Got Stormy is the only female to win the Fourstardave; no filly or mare has won Kentucky Downs’ Turf Sprint, first run in 1998.

“Doing things that others haven’t done, I think we’re wanting to prove that she is one of the elite turf mares of this century,” Casse said. “Maybe with her Fourstardave, another [win against males] might get her into the Hall of Fame.”
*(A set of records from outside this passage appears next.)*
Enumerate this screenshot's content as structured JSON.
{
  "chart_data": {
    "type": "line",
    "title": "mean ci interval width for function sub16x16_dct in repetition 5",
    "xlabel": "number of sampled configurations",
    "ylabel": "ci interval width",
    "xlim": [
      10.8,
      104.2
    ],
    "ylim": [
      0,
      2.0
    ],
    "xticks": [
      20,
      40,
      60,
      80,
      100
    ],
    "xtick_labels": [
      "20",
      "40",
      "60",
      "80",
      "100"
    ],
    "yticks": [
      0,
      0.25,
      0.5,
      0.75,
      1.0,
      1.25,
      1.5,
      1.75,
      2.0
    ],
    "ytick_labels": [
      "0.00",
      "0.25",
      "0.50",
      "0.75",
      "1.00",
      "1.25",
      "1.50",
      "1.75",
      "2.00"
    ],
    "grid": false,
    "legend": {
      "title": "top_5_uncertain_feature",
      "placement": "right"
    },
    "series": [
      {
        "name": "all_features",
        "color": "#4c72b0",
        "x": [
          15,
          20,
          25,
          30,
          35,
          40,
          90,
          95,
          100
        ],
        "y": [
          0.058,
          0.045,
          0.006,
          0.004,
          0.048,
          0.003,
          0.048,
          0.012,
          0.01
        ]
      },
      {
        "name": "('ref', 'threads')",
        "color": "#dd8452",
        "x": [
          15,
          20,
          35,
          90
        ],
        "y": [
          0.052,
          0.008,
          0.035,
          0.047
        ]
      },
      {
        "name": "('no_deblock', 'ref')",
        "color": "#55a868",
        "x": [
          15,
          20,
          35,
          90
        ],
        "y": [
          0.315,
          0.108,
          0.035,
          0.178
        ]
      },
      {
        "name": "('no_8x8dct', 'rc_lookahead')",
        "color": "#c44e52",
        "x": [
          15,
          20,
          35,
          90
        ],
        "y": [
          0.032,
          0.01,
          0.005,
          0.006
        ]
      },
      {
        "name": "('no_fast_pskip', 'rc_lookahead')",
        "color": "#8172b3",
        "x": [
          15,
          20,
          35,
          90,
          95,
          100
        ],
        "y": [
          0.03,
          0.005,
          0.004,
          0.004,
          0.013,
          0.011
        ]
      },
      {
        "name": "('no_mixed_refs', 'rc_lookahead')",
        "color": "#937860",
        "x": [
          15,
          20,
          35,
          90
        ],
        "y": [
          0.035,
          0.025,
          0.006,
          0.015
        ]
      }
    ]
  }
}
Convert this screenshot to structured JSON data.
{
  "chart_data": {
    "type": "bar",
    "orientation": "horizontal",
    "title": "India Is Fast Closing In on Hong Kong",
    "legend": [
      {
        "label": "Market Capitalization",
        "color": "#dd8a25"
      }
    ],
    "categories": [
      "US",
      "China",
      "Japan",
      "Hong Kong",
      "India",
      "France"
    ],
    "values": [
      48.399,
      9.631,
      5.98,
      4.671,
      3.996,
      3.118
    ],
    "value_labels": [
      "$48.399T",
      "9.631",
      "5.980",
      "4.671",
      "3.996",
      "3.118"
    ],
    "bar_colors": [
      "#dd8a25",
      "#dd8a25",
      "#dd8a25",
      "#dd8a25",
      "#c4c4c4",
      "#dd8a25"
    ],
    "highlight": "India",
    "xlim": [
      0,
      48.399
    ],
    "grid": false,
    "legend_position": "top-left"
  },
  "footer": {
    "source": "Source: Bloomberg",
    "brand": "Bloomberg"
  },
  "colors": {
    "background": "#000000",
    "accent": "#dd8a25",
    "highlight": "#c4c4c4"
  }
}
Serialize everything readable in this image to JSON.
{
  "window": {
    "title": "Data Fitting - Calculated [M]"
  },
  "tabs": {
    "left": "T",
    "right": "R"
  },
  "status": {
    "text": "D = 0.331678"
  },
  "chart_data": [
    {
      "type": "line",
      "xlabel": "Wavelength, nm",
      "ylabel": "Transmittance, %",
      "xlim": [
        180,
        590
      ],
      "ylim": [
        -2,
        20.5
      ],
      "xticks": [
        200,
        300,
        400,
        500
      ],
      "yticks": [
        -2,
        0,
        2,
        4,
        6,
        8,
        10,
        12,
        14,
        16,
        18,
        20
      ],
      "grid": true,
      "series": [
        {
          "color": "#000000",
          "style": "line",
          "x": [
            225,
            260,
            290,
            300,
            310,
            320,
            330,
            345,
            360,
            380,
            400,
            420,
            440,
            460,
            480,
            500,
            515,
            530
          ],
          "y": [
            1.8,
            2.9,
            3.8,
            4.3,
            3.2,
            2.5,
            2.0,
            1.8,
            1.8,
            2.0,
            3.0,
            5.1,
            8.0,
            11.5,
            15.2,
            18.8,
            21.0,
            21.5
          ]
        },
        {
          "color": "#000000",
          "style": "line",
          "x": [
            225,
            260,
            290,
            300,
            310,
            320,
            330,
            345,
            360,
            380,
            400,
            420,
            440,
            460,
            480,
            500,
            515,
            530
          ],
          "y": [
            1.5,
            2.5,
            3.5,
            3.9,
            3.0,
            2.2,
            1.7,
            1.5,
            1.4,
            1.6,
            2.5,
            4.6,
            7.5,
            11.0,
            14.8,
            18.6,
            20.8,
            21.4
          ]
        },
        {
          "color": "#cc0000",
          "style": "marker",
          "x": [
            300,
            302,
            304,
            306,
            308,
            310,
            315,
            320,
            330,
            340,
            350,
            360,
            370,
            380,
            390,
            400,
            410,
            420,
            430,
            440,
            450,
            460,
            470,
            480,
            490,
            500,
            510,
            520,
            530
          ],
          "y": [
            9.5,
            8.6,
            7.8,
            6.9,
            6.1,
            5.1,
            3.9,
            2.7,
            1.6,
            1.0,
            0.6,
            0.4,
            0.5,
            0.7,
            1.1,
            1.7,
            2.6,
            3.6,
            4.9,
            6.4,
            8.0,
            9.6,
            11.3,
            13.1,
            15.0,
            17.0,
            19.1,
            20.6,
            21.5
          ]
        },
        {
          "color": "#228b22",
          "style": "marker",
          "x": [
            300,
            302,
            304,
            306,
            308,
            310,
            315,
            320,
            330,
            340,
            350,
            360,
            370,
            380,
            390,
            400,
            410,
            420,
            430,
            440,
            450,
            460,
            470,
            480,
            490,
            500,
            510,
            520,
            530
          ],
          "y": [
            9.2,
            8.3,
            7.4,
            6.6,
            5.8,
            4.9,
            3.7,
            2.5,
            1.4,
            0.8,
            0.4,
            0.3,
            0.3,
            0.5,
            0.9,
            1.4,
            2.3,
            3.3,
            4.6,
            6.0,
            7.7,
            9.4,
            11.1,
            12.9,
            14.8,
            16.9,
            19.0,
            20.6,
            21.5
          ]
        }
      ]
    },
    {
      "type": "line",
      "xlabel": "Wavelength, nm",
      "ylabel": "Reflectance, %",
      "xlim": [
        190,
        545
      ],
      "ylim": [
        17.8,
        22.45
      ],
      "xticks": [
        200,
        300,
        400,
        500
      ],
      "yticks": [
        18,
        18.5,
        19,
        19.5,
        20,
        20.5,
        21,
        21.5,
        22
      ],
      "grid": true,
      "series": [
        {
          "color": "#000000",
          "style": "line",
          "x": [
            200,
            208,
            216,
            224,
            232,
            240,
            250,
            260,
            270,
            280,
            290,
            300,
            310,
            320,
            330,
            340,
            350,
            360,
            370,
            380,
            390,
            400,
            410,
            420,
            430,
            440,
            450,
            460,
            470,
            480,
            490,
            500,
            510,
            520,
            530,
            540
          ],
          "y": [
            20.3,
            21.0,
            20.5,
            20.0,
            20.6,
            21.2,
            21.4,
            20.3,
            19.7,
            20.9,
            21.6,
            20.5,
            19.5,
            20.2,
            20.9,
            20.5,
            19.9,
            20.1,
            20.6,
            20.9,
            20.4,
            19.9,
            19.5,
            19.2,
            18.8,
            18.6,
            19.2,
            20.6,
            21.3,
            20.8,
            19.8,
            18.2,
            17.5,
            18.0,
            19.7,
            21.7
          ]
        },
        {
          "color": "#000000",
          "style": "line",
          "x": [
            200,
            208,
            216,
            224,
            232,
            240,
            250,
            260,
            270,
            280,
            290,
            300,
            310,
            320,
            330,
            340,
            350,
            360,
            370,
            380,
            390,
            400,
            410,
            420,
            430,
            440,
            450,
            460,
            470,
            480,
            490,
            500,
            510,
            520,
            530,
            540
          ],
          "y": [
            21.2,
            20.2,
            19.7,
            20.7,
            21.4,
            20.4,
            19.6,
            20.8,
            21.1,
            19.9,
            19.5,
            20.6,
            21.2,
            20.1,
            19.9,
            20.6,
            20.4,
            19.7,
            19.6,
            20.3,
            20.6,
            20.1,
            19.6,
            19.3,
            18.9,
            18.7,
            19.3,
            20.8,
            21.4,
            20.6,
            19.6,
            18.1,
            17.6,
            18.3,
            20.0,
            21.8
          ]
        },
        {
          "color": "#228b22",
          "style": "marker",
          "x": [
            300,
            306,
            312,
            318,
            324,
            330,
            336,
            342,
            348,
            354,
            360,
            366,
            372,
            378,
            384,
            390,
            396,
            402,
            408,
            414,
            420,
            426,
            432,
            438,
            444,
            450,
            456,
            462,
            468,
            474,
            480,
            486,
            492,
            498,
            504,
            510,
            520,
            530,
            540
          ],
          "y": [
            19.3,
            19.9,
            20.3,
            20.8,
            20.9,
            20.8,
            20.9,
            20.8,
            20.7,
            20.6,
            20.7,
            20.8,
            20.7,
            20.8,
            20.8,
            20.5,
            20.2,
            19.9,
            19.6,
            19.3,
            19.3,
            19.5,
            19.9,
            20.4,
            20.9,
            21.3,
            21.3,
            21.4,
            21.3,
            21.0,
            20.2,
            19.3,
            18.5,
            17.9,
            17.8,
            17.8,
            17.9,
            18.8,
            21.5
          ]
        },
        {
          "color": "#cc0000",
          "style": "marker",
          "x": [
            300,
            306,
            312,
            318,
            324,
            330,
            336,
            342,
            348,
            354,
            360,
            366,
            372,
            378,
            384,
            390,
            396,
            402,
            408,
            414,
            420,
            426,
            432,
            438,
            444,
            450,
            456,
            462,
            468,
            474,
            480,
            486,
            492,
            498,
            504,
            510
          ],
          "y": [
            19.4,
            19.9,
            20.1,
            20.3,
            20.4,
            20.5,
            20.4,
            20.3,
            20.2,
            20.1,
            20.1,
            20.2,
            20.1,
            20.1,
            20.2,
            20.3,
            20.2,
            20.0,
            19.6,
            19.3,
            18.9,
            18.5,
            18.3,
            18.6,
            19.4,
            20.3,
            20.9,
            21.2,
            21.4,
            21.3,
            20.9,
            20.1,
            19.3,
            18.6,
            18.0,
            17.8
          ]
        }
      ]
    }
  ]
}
The sale topper at the Fasig-Tipton New York Bred Yearlings sale, held Monday and Tuesday, was an Uncle Mo filly that was purchased by Dream Maker Racing for $495,000.

Sackatoga Stable bought another colt by Constitution, for $190,000, on the heels of Tiz the Law’s success in 2020, when he won the Belmont Stakes and Travers.

The average price for a yearling at the sale was $91,461, the second highest in the last 10 F-T New York Bred August sales in Saratoga (the sales were canceled last year because of the pandemic).